B.4. Cette indemnité de procédure est l'un des éléments constitutifs des dépens (article 1018, 6°, du Code judiciaire, remplacé par l'article 5 de la loi du 21 avril 2007).

B.5. L'article 1017, alinéa 1er, du Code judiciaire, remplacé par l'article 15 de la loi du 24 juin 1970, dispose :

« Tout jugement définitif prononce, même d'office, la condamnation aux dépens contre la partie qui a succombé, à moins que des lois particulières n'en disposent autrement et sans préjudice de l'accord des parties que, le cas échéant, le jugement décrète ».

Il ressort de cette disposition, lue en combinaison avec l'article 1018, 6°, du Code judiciaire, que tant les personnes qui introduisent le recours visé par l'article 167, alinéa 6, du Code civil que l'officier de l'état civil dont la décision fait l'objet de ce recours peuvent, s'ils succombent devant le tribunal saisi, être condamnés au paiement de l'indemnité de procédure.

B.6.1. L'article 1022 du Code judiciaire ne remet pas en cause cette identité de traitement.
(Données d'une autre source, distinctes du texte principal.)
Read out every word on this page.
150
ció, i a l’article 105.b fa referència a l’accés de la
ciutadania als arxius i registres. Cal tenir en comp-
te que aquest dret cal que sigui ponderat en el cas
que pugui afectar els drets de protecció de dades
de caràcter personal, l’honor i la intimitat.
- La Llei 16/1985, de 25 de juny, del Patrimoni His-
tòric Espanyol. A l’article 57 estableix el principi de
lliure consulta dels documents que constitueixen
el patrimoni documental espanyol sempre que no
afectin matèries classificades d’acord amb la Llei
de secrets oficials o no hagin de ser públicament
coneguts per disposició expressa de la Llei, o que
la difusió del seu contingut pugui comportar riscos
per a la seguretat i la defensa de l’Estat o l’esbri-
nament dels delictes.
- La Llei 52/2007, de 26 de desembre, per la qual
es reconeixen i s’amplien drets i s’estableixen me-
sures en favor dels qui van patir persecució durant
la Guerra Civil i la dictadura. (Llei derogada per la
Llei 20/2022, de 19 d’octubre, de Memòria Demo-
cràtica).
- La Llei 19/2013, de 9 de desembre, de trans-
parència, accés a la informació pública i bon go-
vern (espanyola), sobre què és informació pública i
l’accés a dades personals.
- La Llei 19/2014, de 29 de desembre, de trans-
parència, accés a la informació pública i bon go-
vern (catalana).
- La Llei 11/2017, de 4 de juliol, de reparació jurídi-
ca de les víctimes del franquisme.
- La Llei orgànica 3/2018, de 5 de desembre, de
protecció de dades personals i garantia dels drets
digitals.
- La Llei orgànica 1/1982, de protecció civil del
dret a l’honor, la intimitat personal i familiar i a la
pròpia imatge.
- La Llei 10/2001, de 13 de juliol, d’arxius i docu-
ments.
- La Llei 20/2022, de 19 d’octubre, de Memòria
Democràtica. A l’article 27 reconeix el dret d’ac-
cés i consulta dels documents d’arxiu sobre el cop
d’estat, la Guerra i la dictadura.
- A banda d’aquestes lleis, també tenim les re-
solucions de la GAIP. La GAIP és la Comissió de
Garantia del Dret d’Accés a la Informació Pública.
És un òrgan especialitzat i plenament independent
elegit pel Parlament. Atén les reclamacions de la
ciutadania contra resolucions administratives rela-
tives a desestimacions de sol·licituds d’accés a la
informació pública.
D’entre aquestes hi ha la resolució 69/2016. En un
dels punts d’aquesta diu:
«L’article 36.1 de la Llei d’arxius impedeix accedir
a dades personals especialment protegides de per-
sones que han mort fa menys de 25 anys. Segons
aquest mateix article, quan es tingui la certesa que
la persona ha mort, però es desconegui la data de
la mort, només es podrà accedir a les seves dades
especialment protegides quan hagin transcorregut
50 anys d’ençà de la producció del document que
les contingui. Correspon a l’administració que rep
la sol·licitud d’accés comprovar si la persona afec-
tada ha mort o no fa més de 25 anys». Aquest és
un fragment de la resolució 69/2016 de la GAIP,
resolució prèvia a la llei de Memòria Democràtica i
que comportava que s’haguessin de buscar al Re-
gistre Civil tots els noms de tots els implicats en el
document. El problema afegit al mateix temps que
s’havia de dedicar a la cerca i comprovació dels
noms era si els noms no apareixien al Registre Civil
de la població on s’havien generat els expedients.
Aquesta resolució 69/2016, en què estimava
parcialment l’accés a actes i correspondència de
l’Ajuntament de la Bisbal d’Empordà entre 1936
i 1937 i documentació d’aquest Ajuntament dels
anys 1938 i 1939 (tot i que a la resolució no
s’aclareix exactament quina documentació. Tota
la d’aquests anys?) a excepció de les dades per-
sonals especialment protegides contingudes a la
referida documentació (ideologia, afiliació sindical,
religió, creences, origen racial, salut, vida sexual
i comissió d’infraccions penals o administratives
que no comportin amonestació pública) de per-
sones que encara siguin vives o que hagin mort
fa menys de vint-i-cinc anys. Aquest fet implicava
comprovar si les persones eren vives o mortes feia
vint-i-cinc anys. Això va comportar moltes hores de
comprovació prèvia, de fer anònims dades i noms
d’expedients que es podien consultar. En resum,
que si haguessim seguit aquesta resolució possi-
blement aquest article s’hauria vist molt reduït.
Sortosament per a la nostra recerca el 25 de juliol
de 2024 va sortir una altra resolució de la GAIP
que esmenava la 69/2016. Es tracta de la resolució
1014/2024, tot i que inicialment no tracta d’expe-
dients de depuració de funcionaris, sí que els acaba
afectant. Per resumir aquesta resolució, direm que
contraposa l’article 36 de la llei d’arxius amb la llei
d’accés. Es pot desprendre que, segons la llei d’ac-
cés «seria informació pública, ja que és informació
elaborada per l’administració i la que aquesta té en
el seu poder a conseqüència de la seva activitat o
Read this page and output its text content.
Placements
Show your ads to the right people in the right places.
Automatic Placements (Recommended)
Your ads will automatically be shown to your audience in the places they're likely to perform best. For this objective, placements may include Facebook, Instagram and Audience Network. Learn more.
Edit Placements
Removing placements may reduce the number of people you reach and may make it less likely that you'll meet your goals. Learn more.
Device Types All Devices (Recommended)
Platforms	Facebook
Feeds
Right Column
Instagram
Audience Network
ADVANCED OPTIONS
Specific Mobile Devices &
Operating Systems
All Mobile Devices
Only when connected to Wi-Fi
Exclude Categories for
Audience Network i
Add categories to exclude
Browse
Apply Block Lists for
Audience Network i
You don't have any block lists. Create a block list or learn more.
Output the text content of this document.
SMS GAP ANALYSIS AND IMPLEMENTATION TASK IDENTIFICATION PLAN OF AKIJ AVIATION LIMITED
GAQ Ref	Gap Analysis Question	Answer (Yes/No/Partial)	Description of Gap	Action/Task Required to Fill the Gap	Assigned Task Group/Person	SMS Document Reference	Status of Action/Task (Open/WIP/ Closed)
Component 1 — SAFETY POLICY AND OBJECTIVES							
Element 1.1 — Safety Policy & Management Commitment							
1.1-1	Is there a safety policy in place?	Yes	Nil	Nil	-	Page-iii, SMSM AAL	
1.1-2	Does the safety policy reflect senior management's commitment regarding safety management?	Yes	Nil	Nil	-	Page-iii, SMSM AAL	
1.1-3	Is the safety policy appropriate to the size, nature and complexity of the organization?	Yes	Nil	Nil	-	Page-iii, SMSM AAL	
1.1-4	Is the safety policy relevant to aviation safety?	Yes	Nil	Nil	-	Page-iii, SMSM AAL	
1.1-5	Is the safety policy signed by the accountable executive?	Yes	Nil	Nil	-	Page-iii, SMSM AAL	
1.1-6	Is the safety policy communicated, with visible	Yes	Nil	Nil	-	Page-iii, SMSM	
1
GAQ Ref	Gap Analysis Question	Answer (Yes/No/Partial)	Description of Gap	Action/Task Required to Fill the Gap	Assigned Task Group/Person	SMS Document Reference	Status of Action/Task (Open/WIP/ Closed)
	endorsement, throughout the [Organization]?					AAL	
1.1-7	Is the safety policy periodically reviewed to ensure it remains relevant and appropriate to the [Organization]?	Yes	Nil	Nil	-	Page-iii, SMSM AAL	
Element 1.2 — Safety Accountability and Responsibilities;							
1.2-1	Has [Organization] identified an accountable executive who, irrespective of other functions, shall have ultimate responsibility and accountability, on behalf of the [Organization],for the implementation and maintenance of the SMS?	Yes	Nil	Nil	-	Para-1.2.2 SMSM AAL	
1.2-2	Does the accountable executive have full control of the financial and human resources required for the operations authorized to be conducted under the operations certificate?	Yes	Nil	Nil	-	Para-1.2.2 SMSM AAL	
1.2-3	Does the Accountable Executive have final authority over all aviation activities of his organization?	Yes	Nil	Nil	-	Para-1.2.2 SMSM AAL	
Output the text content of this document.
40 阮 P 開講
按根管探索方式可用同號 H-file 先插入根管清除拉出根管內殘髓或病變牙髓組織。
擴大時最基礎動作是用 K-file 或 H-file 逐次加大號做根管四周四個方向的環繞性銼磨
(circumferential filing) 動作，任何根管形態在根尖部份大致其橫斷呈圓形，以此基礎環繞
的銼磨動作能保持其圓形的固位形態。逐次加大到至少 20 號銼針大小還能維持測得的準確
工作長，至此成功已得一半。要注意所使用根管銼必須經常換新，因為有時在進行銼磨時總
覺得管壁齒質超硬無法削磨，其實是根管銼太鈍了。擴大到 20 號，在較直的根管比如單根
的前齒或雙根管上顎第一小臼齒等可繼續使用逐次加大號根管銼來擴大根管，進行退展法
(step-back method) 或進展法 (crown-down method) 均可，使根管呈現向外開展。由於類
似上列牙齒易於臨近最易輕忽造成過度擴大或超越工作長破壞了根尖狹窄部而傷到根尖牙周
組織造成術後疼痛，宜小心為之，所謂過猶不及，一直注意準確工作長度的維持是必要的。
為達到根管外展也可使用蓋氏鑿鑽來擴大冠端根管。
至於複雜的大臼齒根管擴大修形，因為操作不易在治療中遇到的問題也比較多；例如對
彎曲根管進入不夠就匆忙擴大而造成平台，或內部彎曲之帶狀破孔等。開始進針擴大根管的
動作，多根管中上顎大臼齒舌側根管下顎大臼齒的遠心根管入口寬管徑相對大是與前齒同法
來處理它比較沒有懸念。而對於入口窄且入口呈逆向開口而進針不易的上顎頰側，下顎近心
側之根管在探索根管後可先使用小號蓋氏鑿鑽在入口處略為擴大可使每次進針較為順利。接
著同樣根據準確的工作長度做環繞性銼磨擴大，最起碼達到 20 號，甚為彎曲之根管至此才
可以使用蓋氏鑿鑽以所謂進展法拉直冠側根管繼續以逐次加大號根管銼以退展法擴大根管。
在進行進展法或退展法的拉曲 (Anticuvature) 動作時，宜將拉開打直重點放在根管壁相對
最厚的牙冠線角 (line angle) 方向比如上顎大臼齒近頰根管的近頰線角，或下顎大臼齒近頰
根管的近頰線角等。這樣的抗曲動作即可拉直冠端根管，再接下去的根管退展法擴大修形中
B.6.2. La Cour a, certes, déjà considéré que, en tant que partie à la cause introduite par un recours dirigé contre sa décision de refus de célébrer le mariage, l'officier de l'état civil défend l'intérêt général et la sauvegarde de l'ordre public, et qu'il n'était donc pas justifié qu'il puisse être condamné au paiement d'une indemnité de procédure (arrêt n° 132/2013 du 26 septembre 2013, B.6; arrêt n° 180/2013 du 19 décembre 2013, B.6 et arrêt n° 54/2014 du 27 mars 2014, B.6).

Elle a dès lors jugé que, compris comme autorisant la condamnation au paiement d'une indemnité de procédure de l'officier de l'état civil succombant à l'issue de l'examen d'un recours exercé en vertu de l'article 167, alinéa 6, du Code civil, l'article 1022 du Code judiciaire violait les articles 10 et 11 de la Constitution (arrêt n° 132/2013; arrêt n° 180/2013; arrêt n° 54/2014).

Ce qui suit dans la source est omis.